この作者って、『屁理屈』を言わせたら、ほんま、無敵だな? 絶対、敵には回したくないぜ。
「それにね、私としてもこの世界において、そんなにおいそれと『BCG抗体の保持者』がいては、困るのだよ」
「え、何で? まさかこれからこの世界で、人為的に大陸風ウィルスを広めるつもりじゃないだろうな?」
「──だまらっしゃい! この御時世に、何の根拠も無い『陰謀論』じみたことを、むやみやたらと口にするんじゃない!」
あ、すみません。
「……言っただろう? BCG抗体を有することこそ、日本人の転生体である証しであり、軍艦擬人化少女たちの主である、『提督』になることができる、唯一の『許可証』のようなものなのだと」
「へ? 何で僕みたいに日本人の転生者同然のやつが、キヨの主になることが、同じく転生者であるあんたにとっては、不都合なことになるんだ?」
「これまた先ほども言ったように、私が聖レーン転生教団からこの世界において与えられる予定の、新たなる理想郷『ヴァカミタ』は、『あちらの世界』の旧オランダ領である『バタヴィア』とは、いわゆる『表裏一体』の関係にあって、バタヴィアを始めとするかつての東インドにおいては、今もなお住民たちの間には古くからの伝承として、『いつか白い衣をまとった神様が現れて、我々を暴虐な支配者から解放してくれる』という言い伝えが信じられているのだ。──実はまさしく第二次世界大戦時における、大日本帝国による東インド解放こそは、伝承の実現であったと目されているのだ。よって私としては、日本人の転生者の血を引き、現に帝国海軍の軍艦擬人化少女の主となっている、貴殿こそを最も危険視しており、それ故に、貴殿から軍艦擬人化少女を引き離して無力化した後に、教団へと引き渡して生涯幽閉してもらい、絶対の安心感を得ようと思っているのだよ」
「ぼ、僕を、教団内で、幽閉させるだと⁉」
「今更悪あがきなぞ、しないだろうな? もはや貴殿の味方なぞ、この世界にただの一人もいないのだからな。──おっと、貴殿を心から慕っている存在を、今からでっち上げるのは、十分可能だったっけ? ──さあ、見たまえ!」
そう言って、自称『オランダ船長』が、気障っぽく指を鳴らした、その刹那。
僕を遠巻きに取り囲んでいた、件の『船幽霊』たちに、劇的な変化が起こった。
『ウフフフフフフフ』
『アハハハハハハハ』
『クスクスクスクス』
何と、彼女たちの周囲に、海の人魂である『不知火』みたいなものが灯ったかと思えば、それがまるでキヨの『軍艦擬人化少女としての兵装』そのままに変化するとともに、彼女たち自身の容姿も変わり果てていったのだ。

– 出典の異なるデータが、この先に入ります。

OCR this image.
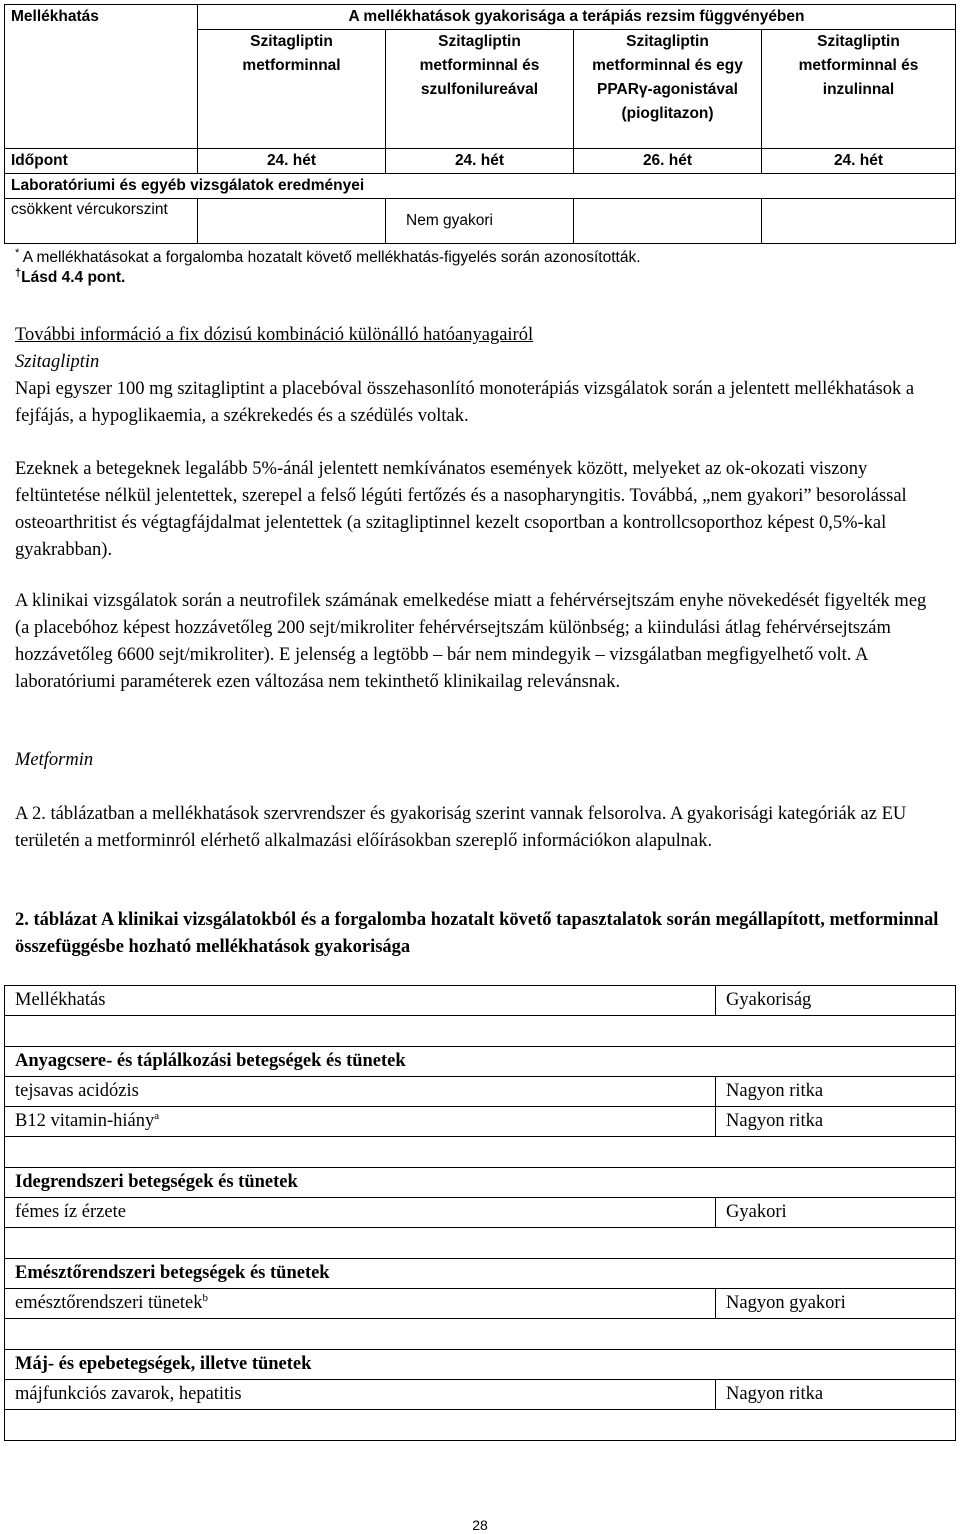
Mellékhatás	A mellékhatások gyakorisága a terápiás rezsim függvényében			
	Szitagliptin metforminnal	Szitagliptin metforminnal és szulfonilureával	Szitagliptin metforminnal és egy PPARγ-agonistával (pioglitazon)	Szitagliptin metforminnal és inzulinnal
Időpont	24. hét	24. hét	26. hét	24. hét
Laboratóriumi és egyéb vizsgálatok eredményei				
csökkent vércukorszint		Nem gyakori		
* A mellékhatásokat a forgalomba hozatalt követő mellékhatás-figyelés során azonosították.
†Lásd 4.4 pont.
További információ a fix dózisú kombináció különálló hatóanyagairól
Szitagliptin
Napi egyszer 100 mg szitagliptint a placebóval összehasonlító monoterápiás vizsgálatok során a jelentett mellékhatások a fejfájás, a hypoglikaemia, a székrekedés és a szédülés voltak.
Ezeknek a betegeknek legalább 5%-ánál jelentett nemkívánatos események között, melyeket az ok-okozati viszony feltüntetése nélkül jelentettek, szerepel a felső légúti fertőzés és a nasopharyngitis. Továbbá, „nem gyakori” besorolással osteoarthritist és végtagfájdalmat jelentettek (a szitagliptinnel kezelt csoportban a kontrollcsoporthoz képest 0,5%-kal gyakrabban).
A klinikai vizsgálatok során a neutrofilek számának emelkedése miatt a fehérvérsejtszám enyhe növekedését figyelték meg (a placebóhoz képest hozzávetőleg 200 sejt/mikroliter fehérvérsejtszám különbség; a kiindulási átlag fehérvérsejtszám hozzávetőleg 6600 sejt/mikroliter). E jelenség a legtöbb – bár nem mindegyik – vizsgálatban megfigyelhető volt. A laboratóriumi paraméterek ezen változása nem tekinthető klinikailag relevánsnak.
Metformin
A 2. táblázatban a mellékhatások szervrendszer és gyakoriság szerint vannak felsorolva. A gyakorisági kategóriák az EU területén a metforminról elérhető alkalmazási előírásokban szereplő információkon alapulnak.
2. táblázat A klinikai vizsgálatokból és a forgalomba hozatalt követő tapasztalatok során megállapított, metforminnal összefüggésbe hozható mellékhatások gyakorisága
Mellékhatás	Gyakoriság

Anyagcsere- és táplálkozási betegségek és tünetek	
tejsavas acidózis	Nagyon ritka
B12 vitamin-hiány$^a$	Nagyon ritka

Idegrendszeri betegségek és tünetek	
fémes íz érzete	Gyakori

Emésztőrendszeri betegségek és tünetek	
emésztőrendszeri tünetek$^b$	Nagyon gyakori

Máj- és epebetegségek, illetve tünetek	
májfunkciós zavarok, hepatitis	Nagyon ritka

28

──髪の毛から肌に至るまで、初雪のごとく真っ白で、彫りが深く端整なる小顔の中で、鮮血のごとき深紅の瞳を煌めかせているという、禍々しくも神秘的な絶世の美貌を誇る、年の頃十四、五歳ほどの幼い少女たちへと。
「……こいつらは、一体」
あまりの事態の急変に、我を忘れて口にしたつぶやき声に、ここが見せ場と大きく手を広げながら、驚愕の答えを返してくる、自称『さまよえるオランダ人』。